RB: I don’t think it’s a useful term. I pointed out recently in a talk that whether Donoghue and Stevenson is, as some people say, an instance of judicial activism really depends on one’s view of what it did. One might say that it was an instance of judges invoking their policy preference to undo fifty years of law. I might have seen it as an instance of judges restoring centuries of law that had been overridden in the mid-nineteenth century by the policy preferences of judges who were concerned about saddling England’s burgeoning industrial sector with what they thought was undue liability. So I don’t think, because it’s such a subjective term, that it’s a useful term.

I do think that one can have a debate about the role of courts vis-a-vis legislators; one can have a debate, as we often do, about the degree of deference that legislative policy preferences are owed in the face of a constitutional supremacy clause, which obviously engages the courts. In the context of administrative law, as I say, one can have a debate about the role of the administrative state in the context of the dual imperatives of legislative supremacy and the rule of law. It’s probably more useful to, rather than use an overarching term like judicial activism, have more focused debates which are entirely legitimate to have.
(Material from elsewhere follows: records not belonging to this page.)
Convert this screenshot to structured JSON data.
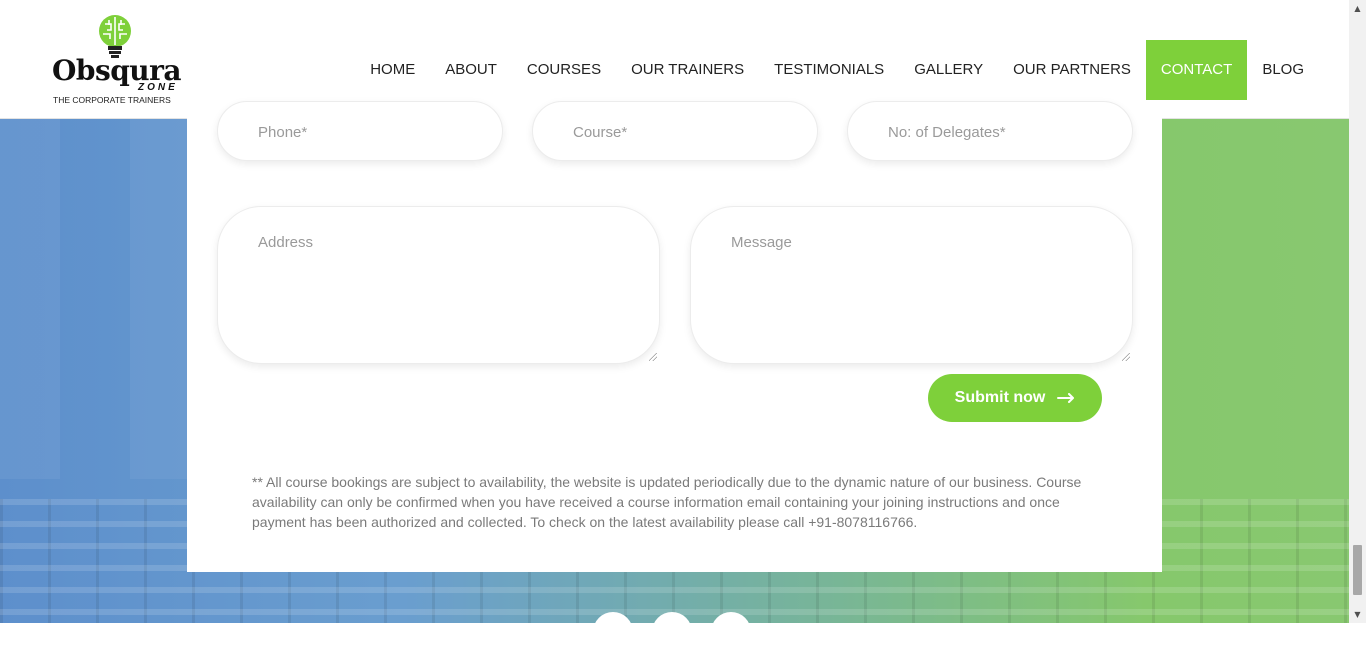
{
  "brand": {
    "name": "Obsqura",
    "sub": "ZONE",
    "tagline": "THE CORPORATE TRAINERS"
  },
  "nav": {
    "items": [
      {
        "label": "HOME"
      },
      {
        "label": "ABOUT"
      },
      {
        "label": "COURSES"
      },
      {
        "label": "OUR TRAINERS"
      },
      {
        "label": "TESTIMONIALS"
      },
      {
        "label": "GALLERY"
      },
      {
        "label": "OUR PARTNERS"
      },
      {
        "label": "CONTACT",
        "active": true
      },
      {
        "label": "BLOG"
      }
    ]
  },
  "form": {
    "phone_placeholder": "Phone*",
    "course_placeholder": "Course*",
    "delegates_placeholder": "No: of Delegates*",
    "address_placeholder": "Address",
    "message_placeholder": "Message",
    "submit_label": "Submit now",
    "submit_icon": "arrow-right-icon"
  },
  "notice": "** All course bookings are subject to availability, the website is updated periodically due to the dynamic nature of our business. Course availability can only be confirmed when you have received a course information email containing your joining instructions and once payment has been authorized and collected. To check on the latest availability please call +91-8078116766.",
  "colors": {
    "accent": "#7ed03a",
    "text": "#222222",
    "muted": "#9a9a9a"
  }
}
NP: What do you personally conceive of as the role of the Supreme Court and the appellate courts in our legal and political order?

RB: Well, the role of the Supreme Court is tothe same as any other court, in one senseadjudicate disputes and to settle the law. And it does so in cases of national importance, or in cases where parties have a statutory right to bring that question to the Supreme Court. It differs in that respect from provincial courts of appeal, which have important legal development roles as well, but are also courts of error correction. We’re not a court of error correction.

One of the interesting questions that I think we need to consider in the next decade is: What is the role of provincial appellate courts? We’ve restricted their scope for correction in a number of respects through the standard of review and through particular instances of the standard of review, such as the interpretation of a contract.

I think they have an important role in legal development, but I think we need to flesh out that role more clearly, and we might need to be more mindful of it as we continue to develop the law on standards of appellate review.

NP: Your rise to the Court has been described as “meteoric.” After a decade in academia you were appointed to the trial level, then to the appellate level a year later, and then to the Supreme Court a year after that. Did you have any inclination at that first appointment that this was in the cards?

RB: I thought it might be something I’d want to do. And it was. The Supreme Court appointment came as a surprise, and the proof of that is just a few weeks before I’d launched a big landscaping project in my front yard, which delayed the sale of our house by some time in Alberta. I was very happy with my life in Alberta. It felt like home in a way that even my original province of British Columbia never felt. So I had no ambitions to leave it, and I still miss it.

But, no, the Supreme Court never occurred to me. The other two levels of courts sounded like things I wanted to do. I’m happy to be at the Supreme Court and, at the risk of sounding sort of maudlin, I’m honoured to be among my colleagues deciding the issues that are put in front of us. But it was never something I aspired to.

Editor’s note: this interview has been edited and condensed.